La_Chambre_interdite

Séance unique proposée dans le cadre des Inédits de HAVRE DE CINÉMA LUNDI 18 AVRIL à 20h45

Présentée par Ludovic Lecomte (Association Cannibale Peluche)

Cinéma Sirius (99 avenue Foch – Le Havre)
Tarifs : 6,50 € ; Tarif adhérents Havre de Cinéma : 5,60 €

LA CHAMBRE INTERDITE [THE FORBIDDEN ROOM]

Un film de Guy Maddin & Evan Johnson (Canada, 2015, 119') DCP, vost 

Production : Phoebe Greenberg, Penny Mancuso, Phyllis Laing, David Christensen
Scénario : Guy Maddin, Evan Johnson, Robert Kotyk, John Ashbery, Kim Morgan
Photographie : Benjamin Kasulke, Stéphanie Anne Weber Biron
Montage : John Gurdebeke

Musique : Galen Johnson, Guy Maddin, Jason Staczek
Avec Roy Dupuis (Césaré/un forestier), Clara Furey (Margot), Mathieu Amalric (Thadeusz M./Le palefrenier), Charlotte Rampling (la mère du palefrenier), Udo Kier (L'obsédé des derrières/Le fidèle valet de chambre de Thad /Le Pharmacien), Maria de Medeiros (La Mère aveugle), Amira Casar (Mrs.

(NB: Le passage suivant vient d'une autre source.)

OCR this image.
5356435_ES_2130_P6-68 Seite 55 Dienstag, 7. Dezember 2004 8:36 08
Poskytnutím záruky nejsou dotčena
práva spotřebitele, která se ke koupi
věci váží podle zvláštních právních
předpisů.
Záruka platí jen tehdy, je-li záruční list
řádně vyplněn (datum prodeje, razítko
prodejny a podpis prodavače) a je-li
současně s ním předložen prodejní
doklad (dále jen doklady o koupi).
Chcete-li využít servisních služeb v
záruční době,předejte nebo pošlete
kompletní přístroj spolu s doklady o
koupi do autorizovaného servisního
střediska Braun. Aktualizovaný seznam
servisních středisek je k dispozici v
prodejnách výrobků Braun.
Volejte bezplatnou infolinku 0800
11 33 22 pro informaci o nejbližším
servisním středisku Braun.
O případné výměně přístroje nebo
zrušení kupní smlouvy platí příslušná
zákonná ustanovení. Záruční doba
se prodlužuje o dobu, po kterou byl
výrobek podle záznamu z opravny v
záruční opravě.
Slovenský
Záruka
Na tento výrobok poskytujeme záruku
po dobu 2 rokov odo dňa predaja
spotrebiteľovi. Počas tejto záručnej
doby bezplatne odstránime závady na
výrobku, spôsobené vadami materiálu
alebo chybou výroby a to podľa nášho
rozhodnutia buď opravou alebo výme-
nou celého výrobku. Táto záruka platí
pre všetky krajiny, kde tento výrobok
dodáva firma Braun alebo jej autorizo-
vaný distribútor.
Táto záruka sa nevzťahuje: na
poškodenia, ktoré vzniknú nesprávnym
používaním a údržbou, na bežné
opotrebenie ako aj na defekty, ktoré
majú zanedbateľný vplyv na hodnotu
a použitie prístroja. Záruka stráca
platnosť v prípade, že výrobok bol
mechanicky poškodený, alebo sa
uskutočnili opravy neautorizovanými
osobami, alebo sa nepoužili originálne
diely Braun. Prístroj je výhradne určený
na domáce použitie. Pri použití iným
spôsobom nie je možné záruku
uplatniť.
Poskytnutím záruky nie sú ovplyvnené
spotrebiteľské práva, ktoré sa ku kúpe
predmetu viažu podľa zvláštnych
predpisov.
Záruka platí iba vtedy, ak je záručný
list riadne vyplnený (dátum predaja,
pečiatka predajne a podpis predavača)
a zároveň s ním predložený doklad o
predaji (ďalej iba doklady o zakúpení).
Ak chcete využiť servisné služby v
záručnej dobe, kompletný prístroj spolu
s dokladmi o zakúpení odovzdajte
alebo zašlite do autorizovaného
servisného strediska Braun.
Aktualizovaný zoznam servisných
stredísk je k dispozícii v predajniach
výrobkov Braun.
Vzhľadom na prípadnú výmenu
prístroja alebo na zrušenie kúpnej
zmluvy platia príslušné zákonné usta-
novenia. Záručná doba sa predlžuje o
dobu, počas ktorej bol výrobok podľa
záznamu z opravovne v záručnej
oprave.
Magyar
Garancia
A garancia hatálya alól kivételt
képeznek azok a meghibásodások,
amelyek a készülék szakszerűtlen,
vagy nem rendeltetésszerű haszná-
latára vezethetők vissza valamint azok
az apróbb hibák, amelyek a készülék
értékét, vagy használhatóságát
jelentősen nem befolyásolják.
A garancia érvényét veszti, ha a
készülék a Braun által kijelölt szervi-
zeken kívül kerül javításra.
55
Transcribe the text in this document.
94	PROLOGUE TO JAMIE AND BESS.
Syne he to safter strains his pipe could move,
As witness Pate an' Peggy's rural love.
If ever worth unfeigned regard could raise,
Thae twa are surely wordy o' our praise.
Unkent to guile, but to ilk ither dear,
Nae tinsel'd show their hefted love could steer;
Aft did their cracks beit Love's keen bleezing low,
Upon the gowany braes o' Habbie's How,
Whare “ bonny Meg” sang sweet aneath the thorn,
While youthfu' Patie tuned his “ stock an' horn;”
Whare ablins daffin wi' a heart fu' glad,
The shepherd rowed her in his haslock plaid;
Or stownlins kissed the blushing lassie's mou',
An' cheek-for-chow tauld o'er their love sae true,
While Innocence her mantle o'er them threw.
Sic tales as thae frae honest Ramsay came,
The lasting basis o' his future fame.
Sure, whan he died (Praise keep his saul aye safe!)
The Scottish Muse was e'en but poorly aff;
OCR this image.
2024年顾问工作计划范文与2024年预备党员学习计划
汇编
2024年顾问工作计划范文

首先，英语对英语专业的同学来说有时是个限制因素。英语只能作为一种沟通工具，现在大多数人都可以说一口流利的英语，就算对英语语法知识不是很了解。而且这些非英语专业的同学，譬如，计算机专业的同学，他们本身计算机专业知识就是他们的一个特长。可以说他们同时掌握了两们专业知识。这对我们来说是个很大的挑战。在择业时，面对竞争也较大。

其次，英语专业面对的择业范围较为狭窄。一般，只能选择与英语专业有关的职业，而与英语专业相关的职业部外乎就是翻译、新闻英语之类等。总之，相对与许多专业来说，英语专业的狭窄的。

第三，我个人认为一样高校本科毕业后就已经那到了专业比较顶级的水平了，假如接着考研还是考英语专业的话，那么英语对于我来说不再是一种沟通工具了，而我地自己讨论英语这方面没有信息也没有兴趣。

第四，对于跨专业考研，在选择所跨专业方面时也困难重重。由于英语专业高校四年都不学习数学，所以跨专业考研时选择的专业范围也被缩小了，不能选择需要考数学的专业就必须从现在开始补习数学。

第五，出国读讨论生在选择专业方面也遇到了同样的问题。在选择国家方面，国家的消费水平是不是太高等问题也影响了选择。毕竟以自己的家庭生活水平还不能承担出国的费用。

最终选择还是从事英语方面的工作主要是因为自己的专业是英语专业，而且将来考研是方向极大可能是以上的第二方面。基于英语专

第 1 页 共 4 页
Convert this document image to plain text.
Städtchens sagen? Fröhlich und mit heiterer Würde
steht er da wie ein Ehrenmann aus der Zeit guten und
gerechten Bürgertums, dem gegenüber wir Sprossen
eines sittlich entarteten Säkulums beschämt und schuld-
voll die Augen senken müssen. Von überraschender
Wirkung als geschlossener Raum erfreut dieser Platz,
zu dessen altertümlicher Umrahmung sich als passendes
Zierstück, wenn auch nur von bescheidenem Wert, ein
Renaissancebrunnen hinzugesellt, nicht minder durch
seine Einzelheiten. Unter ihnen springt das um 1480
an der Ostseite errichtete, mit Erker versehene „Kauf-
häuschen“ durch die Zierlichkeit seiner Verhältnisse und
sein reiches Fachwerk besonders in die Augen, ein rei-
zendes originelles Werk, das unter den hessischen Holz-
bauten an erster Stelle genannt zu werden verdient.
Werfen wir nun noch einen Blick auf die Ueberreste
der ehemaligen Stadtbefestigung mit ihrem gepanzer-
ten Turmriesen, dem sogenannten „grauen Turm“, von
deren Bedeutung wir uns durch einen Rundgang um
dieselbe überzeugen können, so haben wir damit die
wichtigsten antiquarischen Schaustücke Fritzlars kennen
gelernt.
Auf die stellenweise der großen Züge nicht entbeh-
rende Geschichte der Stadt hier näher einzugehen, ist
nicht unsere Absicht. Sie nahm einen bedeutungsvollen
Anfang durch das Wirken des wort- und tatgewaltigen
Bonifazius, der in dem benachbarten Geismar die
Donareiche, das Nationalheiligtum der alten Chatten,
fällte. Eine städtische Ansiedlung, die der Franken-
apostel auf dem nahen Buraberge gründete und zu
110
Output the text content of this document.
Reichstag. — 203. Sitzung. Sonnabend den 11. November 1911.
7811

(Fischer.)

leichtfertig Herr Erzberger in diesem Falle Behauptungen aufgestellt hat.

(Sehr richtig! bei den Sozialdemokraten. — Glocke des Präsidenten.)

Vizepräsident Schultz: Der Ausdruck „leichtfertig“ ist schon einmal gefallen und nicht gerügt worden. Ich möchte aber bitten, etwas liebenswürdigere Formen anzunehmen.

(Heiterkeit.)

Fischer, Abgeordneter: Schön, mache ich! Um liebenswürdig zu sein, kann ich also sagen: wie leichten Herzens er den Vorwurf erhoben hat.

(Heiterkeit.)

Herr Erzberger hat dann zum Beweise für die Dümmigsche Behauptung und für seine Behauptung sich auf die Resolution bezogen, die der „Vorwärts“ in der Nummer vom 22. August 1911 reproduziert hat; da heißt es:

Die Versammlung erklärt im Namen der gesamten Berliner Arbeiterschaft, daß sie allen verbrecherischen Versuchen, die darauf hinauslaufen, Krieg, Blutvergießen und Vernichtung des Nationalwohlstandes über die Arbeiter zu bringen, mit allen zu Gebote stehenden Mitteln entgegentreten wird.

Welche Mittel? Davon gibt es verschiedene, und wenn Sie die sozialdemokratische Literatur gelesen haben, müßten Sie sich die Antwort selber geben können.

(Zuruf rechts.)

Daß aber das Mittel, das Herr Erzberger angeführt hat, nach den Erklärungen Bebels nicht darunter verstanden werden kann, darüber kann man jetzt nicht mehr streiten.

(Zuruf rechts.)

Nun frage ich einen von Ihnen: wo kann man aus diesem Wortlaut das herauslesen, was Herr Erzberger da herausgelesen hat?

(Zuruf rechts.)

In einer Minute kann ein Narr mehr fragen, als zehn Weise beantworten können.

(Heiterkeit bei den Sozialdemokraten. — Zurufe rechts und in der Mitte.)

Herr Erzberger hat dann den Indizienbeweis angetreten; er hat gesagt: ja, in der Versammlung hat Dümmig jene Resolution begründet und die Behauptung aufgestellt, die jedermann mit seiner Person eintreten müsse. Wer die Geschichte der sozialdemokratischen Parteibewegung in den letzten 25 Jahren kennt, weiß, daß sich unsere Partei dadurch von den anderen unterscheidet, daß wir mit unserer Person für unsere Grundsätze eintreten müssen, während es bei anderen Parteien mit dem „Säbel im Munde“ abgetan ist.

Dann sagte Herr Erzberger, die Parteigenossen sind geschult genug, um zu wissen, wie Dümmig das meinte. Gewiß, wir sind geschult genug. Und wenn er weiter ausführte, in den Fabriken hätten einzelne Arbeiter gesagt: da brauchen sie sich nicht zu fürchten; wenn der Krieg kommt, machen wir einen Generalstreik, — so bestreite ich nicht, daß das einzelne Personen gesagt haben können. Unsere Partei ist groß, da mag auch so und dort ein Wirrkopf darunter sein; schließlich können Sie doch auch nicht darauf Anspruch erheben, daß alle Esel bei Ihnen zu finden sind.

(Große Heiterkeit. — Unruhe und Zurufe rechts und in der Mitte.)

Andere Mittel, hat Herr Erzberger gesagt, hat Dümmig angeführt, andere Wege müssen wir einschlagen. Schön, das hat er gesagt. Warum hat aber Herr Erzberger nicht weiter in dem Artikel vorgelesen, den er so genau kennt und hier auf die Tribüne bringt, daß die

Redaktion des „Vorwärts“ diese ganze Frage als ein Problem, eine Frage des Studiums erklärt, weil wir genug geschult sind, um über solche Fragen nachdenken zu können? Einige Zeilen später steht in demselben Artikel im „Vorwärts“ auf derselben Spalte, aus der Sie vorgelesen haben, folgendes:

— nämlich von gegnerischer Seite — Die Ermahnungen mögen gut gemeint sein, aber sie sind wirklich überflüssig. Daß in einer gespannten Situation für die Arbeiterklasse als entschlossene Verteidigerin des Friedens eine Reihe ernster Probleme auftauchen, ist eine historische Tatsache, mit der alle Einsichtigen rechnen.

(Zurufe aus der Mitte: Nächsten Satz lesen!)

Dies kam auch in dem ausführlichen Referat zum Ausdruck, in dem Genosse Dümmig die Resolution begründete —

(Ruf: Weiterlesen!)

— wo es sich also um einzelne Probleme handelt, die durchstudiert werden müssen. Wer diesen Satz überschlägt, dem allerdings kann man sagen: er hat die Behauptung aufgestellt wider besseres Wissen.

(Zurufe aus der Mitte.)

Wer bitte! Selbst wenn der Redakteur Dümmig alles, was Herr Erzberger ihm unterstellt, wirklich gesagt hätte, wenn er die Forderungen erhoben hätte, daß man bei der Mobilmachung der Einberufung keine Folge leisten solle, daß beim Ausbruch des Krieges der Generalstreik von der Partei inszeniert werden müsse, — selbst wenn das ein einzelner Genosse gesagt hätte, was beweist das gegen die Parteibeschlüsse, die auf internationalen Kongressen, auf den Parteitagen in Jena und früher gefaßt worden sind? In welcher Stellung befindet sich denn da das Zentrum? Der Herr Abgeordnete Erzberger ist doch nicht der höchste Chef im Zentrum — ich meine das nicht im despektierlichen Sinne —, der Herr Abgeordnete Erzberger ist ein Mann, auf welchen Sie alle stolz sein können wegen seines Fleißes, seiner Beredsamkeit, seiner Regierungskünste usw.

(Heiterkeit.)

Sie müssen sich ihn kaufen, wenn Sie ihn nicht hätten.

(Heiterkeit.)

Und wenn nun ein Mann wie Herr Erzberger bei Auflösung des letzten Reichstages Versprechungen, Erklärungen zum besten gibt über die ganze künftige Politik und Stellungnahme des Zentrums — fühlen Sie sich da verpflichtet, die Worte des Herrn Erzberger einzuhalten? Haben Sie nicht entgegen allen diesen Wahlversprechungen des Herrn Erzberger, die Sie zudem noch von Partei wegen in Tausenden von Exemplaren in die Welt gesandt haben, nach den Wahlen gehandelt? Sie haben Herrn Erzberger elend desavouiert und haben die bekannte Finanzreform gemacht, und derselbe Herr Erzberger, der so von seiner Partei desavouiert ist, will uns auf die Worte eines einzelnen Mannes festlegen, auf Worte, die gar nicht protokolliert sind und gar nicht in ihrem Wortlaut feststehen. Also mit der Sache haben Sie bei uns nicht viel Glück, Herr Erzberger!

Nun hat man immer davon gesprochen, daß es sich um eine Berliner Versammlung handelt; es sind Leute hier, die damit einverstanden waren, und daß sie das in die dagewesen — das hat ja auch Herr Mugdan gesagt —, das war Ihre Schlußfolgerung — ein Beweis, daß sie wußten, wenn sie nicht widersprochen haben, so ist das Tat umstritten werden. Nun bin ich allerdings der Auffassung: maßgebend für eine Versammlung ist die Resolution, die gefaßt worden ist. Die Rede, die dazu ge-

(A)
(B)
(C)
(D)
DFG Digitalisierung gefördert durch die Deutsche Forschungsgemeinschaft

M., la femme de Thadeusz), Géraldine Chaplin (La Passion Maîtresse/L'Infirmière)...

Distribution : ED Distribution

Panique à bord du sous-marin SS Plunger : l'oxygène vient à manquer, une gelée instable menace d'exploser en cas de remontée à la surface et le capitaine demeure introuvable. Un bûcheron apparaît soudain et narre à l'équipage ses démêlées avec la bande des Loups Rouges qui a enlevé sa dulcinée. Il ignore que celle-ci est parvenue à s'enfuir en rêve. Devenue amnésique, elle se retrouve chanteuse dans un cabaret de Bali, où elle interprète un air dédié à une créature vampirique locale : l'Aswang.

« Nous avons l’impression de représenter le rêve frénétique du cinéma, les fragments passionnés de la grande littérature et des romans de gare, les hurlements irrépressibles des émotions les plus primaires, tout cela dans un millier de couleurs sursaturées, et les lamentations et grognements des fantômes qui nous hantent. » (Guy Maddin)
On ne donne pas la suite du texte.